Some influential policymakers seem to agree. As part of the his proposed state budget, Gov. Jerry Brown recently unveiled a proposal to make housing developments with 20-percent affordable units automatically be approved for construction permits, as long as they meet local general plan and zoning requirements.
Every city has its own history of housing developments being shot down due to the complaints of neighboring homeowners. But at the housing summit, the city of Santa Clara earned special opprobrium for its February decision to gut a proposed 450-home apartment project across from a Caltrain station due, in part, to neighbors’ concerns over a lack of parking.
In the short term, some experts suggested the best way to speedily provide more affordable housing would be to encourage cities to facilitate homeowners in building so-called granny units — smaller, secondary homes on their properties. If just 10 percent of Santa Clara County’s homeowners built secondary units, that would provide 50,000 new units without the need for the drawn-out public review needed for an apartment project, said Matt Regan, senior vice president with the Bay Area Council. It wasn’t a perfect solution, but it was a quick and easy fix, he said.
“This is not a silver bullet; it’s a piece of silver buckshot,” he said.
Proposition 13
For the long-term, Regan and other speakers suggested remedies that could prove hard to swallow. Proposition 13, the 1979 ballot measure that capped taxes for property owners, has created an unfair system where long-term residents and commercial property owners are leaving it up to new home-buyers to shoulder the tax burden, Metcalf said. He and other speakers suggested repealing or amending it, even though such efforts in the past haven’t succeeded.
“Some of these sacred cows, about local control and making new people pay for government and not the long-time residents, we have to question that at this point,” Metcalf said.
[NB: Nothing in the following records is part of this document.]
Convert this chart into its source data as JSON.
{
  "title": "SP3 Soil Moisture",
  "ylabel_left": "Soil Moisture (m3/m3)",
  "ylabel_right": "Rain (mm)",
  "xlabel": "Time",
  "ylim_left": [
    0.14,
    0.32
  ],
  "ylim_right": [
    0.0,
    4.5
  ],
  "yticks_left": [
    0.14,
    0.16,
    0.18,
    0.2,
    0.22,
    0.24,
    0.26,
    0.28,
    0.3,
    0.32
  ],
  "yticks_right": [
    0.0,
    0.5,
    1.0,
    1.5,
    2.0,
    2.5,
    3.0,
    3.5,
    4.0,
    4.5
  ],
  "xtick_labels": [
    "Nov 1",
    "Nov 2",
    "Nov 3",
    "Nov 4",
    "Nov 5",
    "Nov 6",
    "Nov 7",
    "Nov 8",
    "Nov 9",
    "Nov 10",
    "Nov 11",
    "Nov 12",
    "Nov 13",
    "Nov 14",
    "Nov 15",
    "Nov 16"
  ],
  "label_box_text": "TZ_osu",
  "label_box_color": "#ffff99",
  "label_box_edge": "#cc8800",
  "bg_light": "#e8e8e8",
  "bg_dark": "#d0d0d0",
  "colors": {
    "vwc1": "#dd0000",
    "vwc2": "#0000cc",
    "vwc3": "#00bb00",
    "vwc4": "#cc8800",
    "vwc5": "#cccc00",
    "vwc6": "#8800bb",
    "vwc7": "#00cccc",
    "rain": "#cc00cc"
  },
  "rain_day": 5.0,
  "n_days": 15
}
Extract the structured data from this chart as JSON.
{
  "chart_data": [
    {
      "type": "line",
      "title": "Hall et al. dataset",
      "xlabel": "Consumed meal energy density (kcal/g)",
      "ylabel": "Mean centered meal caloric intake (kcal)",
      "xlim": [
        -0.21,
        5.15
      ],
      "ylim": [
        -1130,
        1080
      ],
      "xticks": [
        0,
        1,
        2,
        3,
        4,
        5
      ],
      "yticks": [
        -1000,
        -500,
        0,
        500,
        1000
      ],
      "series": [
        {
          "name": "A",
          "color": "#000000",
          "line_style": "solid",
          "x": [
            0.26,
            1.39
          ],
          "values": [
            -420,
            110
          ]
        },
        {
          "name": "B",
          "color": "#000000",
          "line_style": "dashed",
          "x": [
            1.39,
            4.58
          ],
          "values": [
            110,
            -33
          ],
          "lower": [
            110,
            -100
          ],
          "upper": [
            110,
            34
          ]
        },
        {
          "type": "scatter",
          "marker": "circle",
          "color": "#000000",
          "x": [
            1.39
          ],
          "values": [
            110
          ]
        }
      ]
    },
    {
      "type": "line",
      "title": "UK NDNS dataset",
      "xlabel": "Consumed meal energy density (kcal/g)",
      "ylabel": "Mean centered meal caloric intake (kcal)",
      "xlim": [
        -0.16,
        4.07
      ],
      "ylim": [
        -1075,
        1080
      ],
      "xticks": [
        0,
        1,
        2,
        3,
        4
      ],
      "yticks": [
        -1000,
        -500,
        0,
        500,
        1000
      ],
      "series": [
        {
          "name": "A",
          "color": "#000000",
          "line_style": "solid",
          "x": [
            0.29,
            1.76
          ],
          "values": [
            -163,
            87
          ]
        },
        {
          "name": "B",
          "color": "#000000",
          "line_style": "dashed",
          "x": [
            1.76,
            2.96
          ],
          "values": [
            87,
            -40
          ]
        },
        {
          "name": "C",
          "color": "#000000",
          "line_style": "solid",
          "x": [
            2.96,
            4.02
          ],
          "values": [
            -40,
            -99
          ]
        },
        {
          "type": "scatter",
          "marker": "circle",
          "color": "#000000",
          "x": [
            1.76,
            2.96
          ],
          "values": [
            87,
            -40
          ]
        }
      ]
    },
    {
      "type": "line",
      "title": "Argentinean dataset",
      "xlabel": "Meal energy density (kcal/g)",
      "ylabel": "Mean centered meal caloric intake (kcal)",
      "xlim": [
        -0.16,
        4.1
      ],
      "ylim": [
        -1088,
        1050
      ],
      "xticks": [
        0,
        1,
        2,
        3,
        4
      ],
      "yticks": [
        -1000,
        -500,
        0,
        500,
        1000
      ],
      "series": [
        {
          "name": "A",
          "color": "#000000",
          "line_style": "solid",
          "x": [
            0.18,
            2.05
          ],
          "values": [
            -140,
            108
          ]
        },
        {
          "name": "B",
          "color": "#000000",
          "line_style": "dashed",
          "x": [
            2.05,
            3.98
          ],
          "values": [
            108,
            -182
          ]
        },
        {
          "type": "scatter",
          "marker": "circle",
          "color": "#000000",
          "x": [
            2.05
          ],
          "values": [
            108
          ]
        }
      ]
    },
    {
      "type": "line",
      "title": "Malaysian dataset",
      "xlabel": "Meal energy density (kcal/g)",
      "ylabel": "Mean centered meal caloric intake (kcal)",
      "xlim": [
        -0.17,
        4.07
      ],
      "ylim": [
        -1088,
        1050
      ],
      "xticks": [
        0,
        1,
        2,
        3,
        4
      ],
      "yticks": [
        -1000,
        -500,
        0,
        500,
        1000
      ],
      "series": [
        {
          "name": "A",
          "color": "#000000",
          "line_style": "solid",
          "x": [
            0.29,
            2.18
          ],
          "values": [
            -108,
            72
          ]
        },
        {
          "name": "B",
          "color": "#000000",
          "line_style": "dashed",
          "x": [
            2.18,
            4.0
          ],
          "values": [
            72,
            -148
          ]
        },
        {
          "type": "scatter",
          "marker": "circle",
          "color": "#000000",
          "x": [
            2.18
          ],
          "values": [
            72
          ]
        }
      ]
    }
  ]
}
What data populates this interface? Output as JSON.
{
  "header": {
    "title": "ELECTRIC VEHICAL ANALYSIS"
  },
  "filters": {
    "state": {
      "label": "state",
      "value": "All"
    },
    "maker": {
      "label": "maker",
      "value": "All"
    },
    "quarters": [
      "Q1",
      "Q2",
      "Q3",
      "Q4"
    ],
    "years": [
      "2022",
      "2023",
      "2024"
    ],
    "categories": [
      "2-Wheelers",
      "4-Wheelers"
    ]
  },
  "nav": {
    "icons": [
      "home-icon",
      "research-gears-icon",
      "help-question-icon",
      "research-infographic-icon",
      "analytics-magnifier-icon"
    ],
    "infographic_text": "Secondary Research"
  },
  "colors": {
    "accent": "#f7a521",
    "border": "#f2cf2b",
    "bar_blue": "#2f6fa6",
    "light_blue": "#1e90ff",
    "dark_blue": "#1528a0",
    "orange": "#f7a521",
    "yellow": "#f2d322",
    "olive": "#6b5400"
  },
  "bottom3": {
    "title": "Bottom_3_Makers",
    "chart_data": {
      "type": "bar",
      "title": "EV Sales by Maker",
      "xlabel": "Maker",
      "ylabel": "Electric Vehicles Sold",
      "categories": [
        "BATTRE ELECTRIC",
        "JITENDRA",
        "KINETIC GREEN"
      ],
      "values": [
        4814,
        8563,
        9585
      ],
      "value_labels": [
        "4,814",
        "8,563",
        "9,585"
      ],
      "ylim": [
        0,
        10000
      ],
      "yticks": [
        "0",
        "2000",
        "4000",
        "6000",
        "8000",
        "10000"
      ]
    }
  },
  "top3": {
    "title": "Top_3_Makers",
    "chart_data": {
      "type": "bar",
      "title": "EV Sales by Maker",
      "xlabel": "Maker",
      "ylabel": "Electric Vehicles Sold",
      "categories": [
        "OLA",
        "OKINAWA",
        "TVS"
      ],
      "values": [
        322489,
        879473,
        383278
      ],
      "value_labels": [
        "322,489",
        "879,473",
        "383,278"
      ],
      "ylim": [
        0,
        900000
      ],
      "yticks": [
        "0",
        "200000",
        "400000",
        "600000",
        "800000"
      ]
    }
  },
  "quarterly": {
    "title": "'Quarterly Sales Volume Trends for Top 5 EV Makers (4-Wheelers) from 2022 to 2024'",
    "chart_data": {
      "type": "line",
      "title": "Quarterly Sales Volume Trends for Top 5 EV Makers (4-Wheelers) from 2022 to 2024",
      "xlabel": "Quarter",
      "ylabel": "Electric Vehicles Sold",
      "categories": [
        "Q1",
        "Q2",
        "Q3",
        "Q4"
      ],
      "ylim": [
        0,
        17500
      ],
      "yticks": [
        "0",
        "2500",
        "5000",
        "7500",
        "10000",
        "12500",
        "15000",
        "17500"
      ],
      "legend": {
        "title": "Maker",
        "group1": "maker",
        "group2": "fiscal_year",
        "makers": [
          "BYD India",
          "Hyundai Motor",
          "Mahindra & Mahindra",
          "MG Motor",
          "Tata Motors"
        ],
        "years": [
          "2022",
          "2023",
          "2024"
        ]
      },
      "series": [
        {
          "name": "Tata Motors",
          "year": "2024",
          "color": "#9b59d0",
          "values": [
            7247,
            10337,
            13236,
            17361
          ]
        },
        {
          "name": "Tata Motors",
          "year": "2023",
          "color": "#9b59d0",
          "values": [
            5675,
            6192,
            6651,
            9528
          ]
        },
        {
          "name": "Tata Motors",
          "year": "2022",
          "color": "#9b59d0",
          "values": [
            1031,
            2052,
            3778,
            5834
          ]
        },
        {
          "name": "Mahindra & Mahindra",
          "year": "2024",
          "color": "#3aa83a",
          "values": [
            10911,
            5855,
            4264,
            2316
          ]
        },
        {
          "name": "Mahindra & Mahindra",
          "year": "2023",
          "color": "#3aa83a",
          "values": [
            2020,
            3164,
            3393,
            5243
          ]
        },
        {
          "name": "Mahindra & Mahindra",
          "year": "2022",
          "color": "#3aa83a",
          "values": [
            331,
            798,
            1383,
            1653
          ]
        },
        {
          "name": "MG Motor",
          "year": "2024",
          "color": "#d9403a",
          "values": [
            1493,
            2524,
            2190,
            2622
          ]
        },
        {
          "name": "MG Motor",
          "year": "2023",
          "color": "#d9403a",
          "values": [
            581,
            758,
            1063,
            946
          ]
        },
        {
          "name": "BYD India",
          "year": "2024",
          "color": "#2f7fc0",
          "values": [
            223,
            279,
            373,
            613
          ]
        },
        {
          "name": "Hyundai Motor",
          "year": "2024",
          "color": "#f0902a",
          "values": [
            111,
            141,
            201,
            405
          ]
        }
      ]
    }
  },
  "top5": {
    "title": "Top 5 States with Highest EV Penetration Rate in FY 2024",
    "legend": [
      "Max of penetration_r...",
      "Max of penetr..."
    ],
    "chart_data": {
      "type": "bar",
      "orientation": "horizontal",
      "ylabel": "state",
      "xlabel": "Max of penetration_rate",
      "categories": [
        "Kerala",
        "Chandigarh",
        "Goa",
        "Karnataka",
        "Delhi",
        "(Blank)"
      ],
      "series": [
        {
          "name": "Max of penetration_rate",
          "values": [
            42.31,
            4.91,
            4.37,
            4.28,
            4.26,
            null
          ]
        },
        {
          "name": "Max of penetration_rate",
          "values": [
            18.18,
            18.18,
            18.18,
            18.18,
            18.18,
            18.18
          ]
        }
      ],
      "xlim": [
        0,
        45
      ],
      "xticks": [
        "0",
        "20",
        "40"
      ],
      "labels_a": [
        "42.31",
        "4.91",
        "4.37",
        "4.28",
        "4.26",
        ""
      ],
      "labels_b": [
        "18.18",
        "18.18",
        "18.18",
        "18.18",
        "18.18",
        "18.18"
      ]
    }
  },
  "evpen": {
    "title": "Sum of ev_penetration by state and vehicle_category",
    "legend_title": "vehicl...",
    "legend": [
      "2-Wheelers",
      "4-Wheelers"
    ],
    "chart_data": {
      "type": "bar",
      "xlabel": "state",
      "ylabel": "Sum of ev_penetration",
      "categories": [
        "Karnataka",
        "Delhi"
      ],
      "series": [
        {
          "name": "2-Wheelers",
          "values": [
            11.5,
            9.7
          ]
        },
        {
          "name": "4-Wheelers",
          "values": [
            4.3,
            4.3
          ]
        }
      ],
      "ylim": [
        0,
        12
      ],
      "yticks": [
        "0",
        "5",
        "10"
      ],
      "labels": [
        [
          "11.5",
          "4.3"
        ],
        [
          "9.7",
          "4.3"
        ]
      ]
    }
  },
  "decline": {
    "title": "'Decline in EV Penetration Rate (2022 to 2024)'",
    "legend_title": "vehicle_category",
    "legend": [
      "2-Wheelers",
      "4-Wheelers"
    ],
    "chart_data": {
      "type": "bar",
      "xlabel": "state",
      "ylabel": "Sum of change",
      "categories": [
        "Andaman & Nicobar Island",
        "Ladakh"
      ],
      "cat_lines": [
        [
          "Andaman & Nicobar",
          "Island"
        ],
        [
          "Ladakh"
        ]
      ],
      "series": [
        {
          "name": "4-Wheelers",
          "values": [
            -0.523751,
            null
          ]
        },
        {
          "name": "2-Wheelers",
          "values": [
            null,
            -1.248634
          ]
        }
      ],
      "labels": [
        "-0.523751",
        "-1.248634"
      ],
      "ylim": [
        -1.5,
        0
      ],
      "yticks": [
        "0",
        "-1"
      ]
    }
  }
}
Other relief could be coming at the state level, pointed out Aime Fishman, executive director of the Non-Profit Housing Association of Northern California. Current state legislation being considered would allow cities that previously had redevelopment agencies to reclaim their lost property taxes for affordable housing projects. A separate state Assembly bill would help empower cities to require developers to add affordable housing to larger housing projects rather than pay an in-lieu fee.
The experts were asked whether Silicon Valley’s non-stop jobs growth was beginning to seem more a burden than a boon. In some ways, Regan said, it felt that way, with service workers, teachers and even many tech workers finding the area unaffordable.
“Growth without any objective is the ideology of a cancer cell,” he said. “Right now we’ve got a lot of people at the top and a lot at the bottom, and we’ve chopped off social mobility.”